Mais Beiras Informação

Diretor: Paulo Menano

Opinando: “Já fomos engolidos!”, de Carlos M. B. Geraldes ,


Já fomos engolidos!

 

«Tudo o que resta é a possibilidade de comunicação»

Capitão Jean-Luc Picard, Star trek

O canal está aberto para o espaço sideral, as fronteiras estão a desaparecer, as boas ideias estão a ser banalizadas e a sua importância insignificante. Andámos à deriva entre terras sintéticas e orgânicas, virtual e real, informação e distração. As estruturas sociais como as conhecemos estão a modificar-se, a desmaterializar-se, o tapete está-nos a ser retirado enquanto os sistemas de mudança se dissipam; os Césares são outros e o navegar nas vagas das páginas da internet ou em usar aplicações( apps )para realizar tarefas é destino!

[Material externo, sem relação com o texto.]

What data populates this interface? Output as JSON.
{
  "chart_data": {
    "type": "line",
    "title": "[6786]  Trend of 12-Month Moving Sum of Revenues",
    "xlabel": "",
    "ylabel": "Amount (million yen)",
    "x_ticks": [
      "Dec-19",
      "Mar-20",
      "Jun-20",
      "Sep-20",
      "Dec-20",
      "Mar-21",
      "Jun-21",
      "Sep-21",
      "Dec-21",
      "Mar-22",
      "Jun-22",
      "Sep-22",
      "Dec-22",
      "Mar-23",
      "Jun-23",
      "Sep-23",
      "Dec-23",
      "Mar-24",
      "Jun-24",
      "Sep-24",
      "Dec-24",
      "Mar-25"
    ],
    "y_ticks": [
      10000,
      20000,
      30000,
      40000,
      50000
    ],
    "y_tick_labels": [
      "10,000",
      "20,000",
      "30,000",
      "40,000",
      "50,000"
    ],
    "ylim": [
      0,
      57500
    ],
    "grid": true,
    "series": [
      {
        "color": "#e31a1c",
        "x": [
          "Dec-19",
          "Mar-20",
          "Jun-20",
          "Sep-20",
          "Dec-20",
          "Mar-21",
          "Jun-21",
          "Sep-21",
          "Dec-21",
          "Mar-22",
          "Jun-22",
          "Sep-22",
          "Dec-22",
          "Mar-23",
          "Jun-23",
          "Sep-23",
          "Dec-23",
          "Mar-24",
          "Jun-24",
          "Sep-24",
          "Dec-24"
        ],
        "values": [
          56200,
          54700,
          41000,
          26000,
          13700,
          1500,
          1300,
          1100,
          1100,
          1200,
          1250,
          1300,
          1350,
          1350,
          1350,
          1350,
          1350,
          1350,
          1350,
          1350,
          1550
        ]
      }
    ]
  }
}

Comunicação sideral? Melhor pílula não há para nos transformar a mente e a perceção com que olhamos uma realidade que está a deixar de existir! O horizonte, para além de assentar numa interrogação que repudiamos, após sermos cartografados na nossa passada terrena, ainda se canta, em glória, hossanas por sermos acondicionados, de túnica branca, na finitude de um “datacenter” como um reino vindouro/espiritual. É uma nova configuração do mundo: local onde se explora o poder bruto do irracional humano. É a cultura hipertecnológica e cínica, autossuficiente, sem perturbações, livre de emoções, descrente da sinceridade e da honestidade humana, do nosso tempo que nos transformou num vulgar enxame de abelhas sem conhecermos as intenções de quem domina! É onde se bale como uma ovelha e se vive como uma estrela cinematográfica em que o firmamento expatriou, para segundo plano, os velhos fantasmas e as saudades metafísicas que nunca desaparecerão totalmente.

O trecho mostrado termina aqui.